Римма вновь заняла удобное место на подоконнике, Влад — напротив. Она сказала, что погода снова будет меняться.

— Такая непостоянная зима, — задумчиво произнесла она. — Мы с тобой познакомились полтора месяца назад, и за это время много раз была метель, наступали морозы, снег падал и таял… Так было, есть и будет потом.

— Что ты имела в виду под словом «потом»?

— Потом? — повторила Римма. Она часто так делала: повторяла вопрос, выдерживала паузу, затем отвечала. — Было до нас в этом мире, так будет и после нас.

— Откуда такой пессимизм? А?

— Философы говорят: что у нас внутри, то и снаружи, — словно пропустив его вопрос мимо ушей, произнесла женщина. — Если ты радуешься этому миру, переменам погоды, этому вечеру, снегу, дождю, даже вьюге, то и душа наполняется позитивом, а люди вокруг тебя тоже начинают светиться.

— Рядом с тобой невозможно быть тусклым.
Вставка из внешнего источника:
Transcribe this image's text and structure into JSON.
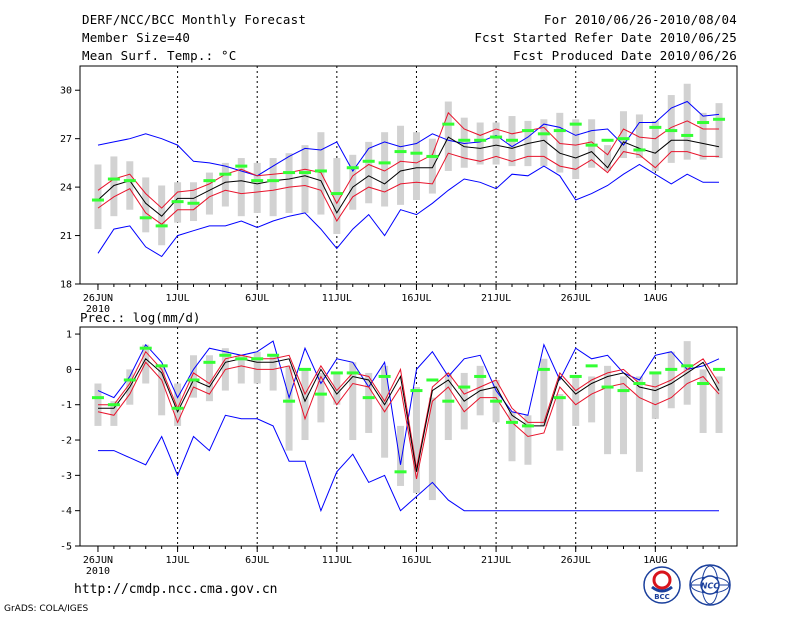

Ты — необыкновенная женщина! — без нотки фальши в голосе сказал Влад.

— Моя душа много лет жила в заточении какого-то пространства, в узком и тесном мирке, где не было места счастью, любви, а истинное лицо было спрятано под маской.

— Маской чего?

— Маской той жизни, которую я сама себе выбрала.
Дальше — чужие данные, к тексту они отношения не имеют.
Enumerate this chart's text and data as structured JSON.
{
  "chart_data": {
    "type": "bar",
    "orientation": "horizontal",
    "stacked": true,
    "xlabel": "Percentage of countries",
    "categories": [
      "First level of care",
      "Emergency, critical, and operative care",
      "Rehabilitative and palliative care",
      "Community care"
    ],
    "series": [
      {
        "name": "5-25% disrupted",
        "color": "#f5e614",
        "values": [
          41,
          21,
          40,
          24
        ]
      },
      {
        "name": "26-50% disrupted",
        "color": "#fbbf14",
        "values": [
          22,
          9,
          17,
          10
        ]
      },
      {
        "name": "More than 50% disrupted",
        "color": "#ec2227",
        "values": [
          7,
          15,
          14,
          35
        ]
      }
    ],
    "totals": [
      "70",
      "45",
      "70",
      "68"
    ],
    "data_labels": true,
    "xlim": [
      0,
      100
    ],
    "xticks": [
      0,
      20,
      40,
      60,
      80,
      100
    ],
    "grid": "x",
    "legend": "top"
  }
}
— Ты можешь ее снять и быть собой, жить жизнью, которой тебе хочется, а не придуманной — впереди еще столько времени!

— В том-то и проблема! Не в моей власти распоряжаться временем, а его, к сожалению, у меня осталось совсем немного.

В голосе Риммы прозвучали грустные нотки. Влад не сразу понял смысл ее слов, а когда осознал, посмотрел удивленно. Она поняла его немой вопрос, встала лицом к окну.

— Мы все уйдем в то время, которое нам предназначено. Я жила во лжи, в придуманном мире, а теперь, перед уходом, хочу остаться самой собой, чтобы хотя бы перед Всевышним предстать без маски на лице.

Влад задержал дыхание и с тревогой посмотрел на Римму. Похоже, она говорила о серьезных вещах, и он подошел к ней сзади, обнял за плечи, оперся подбородком о ее плечо. Влад услышал, как по ее телу пробежала мелкая дрожь.

— О чем ты, Римма? — спросил он тихо.

— У меня онкология.

Он повернул ее к себе, пристально посмотрел в глаза.

— Что-о-о? — произнес он упавшим голосом.

— Ты не ослышался, и это правда… Рак. Последняя стадия.

Его глаза расширились, горло до боли сжало тисками.

— Я… не верю, — выдавил он из себя.

— Правда, Влад.

— Но ведь… можно вылечиться.

— Поздно. Я опоздала. Опоздала во всем: жить, любить, лечиться.

— Никогда не поздно! Мы сделаем все, чтобы тебя вылечить… Я сделаю… Я найду тебе лучших врачей… Сейчас медицина сильна в этом… — взволнованно и сбивчиво заговорил он, глядя в грустные и теплые глаза.